COVID 19 Testing:

IgG, IgM, IgA Antibody Tests

Significance of the Test:

 

Severe acute respiratory syndrome coronavirus 2 (SARS-CoV-2, previously called 2019-nCoV) belongs to the family of coronaviruses and, like SARS-CoV, is classified in the genus Betacoronavirus [1]. The new coronavirus originated in China in the city of Wuhan, Hubei province. It caused an infection wave, which has spread rapidly within the country and worldwide [2, 3]. Just a few days after the first report about patients with pneumonia of unclear origin, the causative pathogen was identified as SARS-CoV-2 [2-4]. 
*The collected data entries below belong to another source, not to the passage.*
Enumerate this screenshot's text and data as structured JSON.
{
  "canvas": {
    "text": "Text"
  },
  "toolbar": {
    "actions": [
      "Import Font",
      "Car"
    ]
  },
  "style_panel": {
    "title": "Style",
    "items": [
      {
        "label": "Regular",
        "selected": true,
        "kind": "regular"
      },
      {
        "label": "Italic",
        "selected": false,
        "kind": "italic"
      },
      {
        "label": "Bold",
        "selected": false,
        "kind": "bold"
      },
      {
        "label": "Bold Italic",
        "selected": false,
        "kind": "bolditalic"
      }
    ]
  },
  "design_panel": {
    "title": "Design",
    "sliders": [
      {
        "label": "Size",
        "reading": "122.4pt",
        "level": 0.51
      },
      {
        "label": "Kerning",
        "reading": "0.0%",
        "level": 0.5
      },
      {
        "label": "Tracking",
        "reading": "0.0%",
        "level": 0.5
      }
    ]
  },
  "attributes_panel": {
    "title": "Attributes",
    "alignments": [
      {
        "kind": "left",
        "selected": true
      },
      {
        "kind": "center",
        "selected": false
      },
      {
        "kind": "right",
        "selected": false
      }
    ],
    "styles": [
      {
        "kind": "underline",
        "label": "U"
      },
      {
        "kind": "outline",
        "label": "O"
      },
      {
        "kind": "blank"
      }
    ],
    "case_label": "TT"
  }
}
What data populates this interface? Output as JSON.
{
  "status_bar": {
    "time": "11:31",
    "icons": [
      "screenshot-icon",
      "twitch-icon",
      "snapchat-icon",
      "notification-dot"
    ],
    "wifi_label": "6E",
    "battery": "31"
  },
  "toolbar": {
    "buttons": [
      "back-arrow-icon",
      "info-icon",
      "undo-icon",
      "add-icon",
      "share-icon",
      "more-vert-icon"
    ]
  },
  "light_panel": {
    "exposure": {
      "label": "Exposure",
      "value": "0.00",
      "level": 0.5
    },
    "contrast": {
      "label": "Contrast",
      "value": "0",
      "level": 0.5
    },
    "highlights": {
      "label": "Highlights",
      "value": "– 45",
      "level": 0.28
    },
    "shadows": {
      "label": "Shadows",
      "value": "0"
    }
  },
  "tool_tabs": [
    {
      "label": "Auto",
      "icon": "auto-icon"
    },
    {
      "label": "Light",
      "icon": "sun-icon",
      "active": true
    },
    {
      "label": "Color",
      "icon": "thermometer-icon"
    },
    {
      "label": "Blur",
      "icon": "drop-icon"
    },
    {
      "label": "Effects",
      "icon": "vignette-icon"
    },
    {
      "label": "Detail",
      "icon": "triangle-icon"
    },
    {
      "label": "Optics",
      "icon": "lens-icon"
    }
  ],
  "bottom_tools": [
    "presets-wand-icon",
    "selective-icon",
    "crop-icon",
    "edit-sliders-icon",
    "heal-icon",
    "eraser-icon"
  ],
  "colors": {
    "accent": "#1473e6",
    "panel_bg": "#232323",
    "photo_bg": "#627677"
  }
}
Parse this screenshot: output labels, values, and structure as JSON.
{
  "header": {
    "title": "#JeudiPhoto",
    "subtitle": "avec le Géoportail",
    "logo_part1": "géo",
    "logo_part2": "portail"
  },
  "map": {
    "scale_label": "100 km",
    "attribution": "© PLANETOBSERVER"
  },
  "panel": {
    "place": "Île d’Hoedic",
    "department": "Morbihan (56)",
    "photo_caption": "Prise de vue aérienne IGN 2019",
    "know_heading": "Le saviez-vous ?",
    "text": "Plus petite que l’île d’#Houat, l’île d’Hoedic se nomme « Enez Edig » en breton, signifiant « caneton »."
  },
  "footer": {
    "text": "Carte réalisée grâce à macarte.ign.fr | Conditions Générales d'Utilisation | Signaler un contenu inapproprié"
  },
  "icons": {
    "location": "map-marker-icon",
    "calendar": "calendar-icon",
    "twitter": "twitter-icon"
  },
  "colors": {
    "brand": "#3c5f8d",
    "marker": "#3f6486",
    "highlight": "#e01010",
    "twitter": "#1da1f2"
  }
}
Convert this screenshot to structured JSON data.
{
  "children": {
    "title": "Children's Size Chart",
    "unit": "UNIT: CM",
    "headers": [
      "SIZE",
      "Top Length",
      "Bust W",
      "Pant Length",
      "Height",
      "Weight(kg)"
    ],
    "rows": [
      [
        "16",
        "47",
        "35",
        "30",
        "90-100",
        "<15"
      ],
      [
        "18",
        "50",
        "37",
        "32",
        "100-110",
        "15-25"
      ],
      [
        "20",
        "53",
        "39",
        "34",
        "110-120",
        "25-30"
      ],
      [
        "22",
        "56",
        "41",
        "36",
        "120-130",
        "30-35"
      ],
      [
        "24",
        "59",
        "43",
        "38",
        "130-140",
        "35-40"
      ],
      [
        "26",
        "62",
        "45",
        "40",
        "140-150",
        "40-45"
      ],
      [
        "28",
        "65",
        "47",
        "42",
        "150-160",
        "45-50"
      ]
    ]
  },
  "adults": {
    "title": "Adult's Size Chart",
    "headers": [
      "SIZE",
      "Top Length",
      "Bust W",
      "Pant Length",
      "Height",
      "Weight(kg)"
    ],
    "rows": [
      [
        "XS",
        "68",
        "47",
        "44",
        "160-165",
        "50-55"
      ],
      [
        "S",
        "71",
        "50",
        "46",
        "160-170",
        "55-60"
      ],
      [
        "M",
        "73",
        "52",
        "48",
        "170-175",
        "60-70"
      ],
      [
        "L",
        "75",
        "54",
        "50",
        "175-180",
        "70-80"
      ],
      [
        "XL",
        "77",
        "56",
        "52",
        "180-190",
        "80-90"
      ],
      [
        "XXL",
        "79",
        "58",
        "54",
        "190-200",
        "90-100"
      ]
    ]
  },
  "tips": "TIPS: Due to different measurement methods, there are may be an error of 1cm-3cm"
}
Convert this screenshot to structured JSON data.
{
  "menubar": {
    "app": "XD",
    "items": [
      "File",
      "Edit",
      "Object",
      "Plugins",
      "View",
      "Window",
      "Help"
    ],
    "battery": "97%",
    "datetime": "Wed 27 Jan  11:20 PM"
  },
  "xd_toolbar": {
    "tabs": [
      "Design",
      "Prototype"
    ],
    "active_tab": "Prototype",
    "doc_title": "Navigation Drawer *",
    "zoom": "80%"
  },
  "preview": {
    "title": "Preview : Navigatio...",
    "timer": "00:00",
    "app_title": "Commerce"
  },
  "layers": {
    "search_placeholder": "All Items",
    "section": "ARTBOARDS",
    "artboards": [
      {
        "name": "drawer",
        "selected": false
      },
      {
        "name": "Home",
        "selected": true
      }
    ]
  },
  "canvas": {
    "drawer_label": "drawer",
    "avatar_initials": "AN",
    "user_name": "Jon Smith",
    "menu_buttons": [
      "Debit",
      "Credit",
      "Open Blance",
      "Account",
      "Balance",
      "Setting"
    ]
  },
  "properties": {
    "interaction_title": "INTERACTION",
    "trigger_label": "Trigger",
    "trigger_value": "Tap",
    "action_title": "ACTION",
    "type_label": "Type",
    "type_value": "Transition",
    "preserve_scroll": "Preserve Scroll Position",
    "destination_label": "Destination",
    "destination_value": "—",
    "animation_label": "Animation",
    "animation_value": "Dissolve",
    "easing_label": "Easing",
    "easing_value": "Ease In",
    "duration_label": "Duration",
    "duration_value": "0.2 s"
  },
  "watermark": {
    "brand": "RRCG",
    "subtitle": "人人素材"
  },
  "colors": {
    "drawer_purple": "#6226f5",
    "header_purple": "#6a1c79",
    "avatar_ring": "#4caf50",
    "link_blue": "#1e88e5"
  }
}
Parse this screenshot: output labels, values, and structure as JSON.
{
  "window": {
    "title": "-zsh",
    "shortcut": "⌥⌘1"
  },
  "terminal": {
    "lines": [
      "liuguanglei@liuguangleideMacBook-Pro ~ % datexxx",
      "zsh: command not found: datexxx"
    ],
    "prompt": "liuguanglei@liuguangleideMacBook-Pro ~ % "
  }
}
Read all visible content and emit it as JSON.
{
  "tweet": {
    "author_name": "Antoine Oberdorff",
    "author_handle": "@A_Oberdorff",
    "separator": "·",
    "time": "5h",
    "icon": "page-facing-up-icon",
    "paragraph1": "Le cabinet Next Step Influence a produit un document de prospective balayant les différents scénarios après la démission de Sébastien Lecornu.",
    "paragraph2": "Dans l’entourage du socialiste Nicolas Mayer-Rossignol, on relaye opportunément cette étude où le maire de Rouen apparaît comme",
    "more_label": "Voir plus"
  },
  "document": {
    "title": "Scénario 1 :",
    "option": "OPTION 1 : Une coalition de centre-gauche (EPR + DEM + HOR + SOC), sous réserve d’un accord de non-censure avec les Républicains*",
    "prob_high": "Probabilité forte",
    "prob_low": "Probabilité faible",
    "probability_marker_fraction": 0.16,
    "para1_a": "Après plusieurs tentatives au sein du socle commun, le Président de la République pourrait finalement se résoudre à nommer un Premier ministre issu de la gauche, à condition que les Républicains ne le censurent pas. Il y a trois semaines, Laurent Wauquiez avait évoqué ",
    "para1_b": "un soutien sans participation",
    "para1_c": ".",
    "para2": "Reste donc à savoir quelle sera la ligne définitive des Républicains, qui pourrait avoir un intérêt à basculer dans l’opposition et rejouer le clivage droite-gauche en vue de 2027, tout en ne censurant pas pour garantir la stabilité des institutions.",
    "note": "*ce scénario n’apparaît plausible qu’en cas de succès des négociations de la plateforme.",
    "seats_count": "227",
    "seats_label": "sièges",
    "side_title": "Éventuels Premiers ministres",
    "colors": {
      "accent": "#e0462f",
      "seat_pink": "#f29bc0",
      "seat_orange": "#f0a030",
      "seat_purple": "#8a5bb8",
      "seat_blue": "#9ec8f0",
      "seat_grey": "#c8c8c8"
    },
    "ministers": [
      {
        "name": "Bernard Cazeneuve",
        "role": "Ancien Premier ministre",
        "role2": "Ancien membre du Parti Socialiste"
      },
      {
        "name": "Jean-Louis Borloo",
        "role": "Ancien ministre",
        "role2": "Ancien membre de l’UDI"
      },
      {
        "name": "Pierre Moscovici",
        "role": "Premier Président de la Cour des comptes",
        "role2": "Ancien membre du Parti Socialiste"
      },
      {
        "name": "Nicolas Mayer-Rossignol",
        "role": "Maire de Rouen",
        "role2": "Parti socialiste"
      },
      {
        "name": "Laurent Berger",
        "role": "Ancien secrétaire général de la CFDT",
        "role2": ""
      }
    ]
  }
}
SARS-CoV-2 is predominantly transmitted by droplet infection via coughing or sneezing and through close contact with infected patients [2, 3, 5]. 

 

The incubation time of SARS-CoV is three to seven, maximally 14 days [2]. The symptoms of SARS-CoV-2 infection are fever, coughing, breathing difficulties and fatigue [2, 3, 5]. In most patients the infection manifests with symptoms of a mild febrile illness with irregular lung infiltrates. Some patients, especially elderly or chronically ill patients, develop severe acute respiratory distress syndrome (ARDS). The disease is fatal in around 3% of cases [2, 3, 5]. In February 2020, the disease caused by SARS-CoV-2 was named COVID-19 by the WHO. 

 

Suitable methods for diagnosis of SARS-CoV-2 infections are direct detection of the virus RNA by polymerase chain reaction (PCR) primarily in sample material from the upper (smear) or lower respiratory tract (bronchoalveolar lavage fluid, tracheal secretion, sputum, nasopharyngeal secretion, oropharyngeal secretion, etc) and the detection of antibodies against SARS-CoV-2 in blood. The determination of antibodies enables confirmation of SARS-CoV-2 infection in patients with typical symptoms and in suspected cases without symptoms. It also contributes to monitoring and outbreak control. 

References:

 

  1. Gorbalenya AE, Baker SC, Baric RS, de Groot RJ, Drosten C, Gulyaeva AA, et al. Severe acute respiratory syndrome-related coronavirus: The species and its viruses – a statement of the Coronavirus Study Group. bioRxiv preprint. doi: 10.1101/2020.02.07.937862

  2. Wang G, Jin X. The progress of 2019 Novel Coronavirus (2019-nCoV) event in China. J MedVirol. doi: 10.1002/jmv.25705

  3. Gralinski LE, Menachery VD. Return of the Coronavirus: 2019-nCoV. Viruses 2020, 12(2), 135

  4. Corman VM, Landt O, Kaiser M, Molenkamp R, Meijer A, Chu DKW, et al. Detection of 2019 novel coronavirus (2019-nCoV) by real-time RT-PCR. Euro Surveill. 2020; 25(3): pii=2000045

  5. Xiao SY, Wu Y, Liu H. Evolving status of the 2019 novel coronavirus Infection: proposal of conventional serologic assays for disease diagnosis and infection monitoring. J Med Virol.2020; 1-4.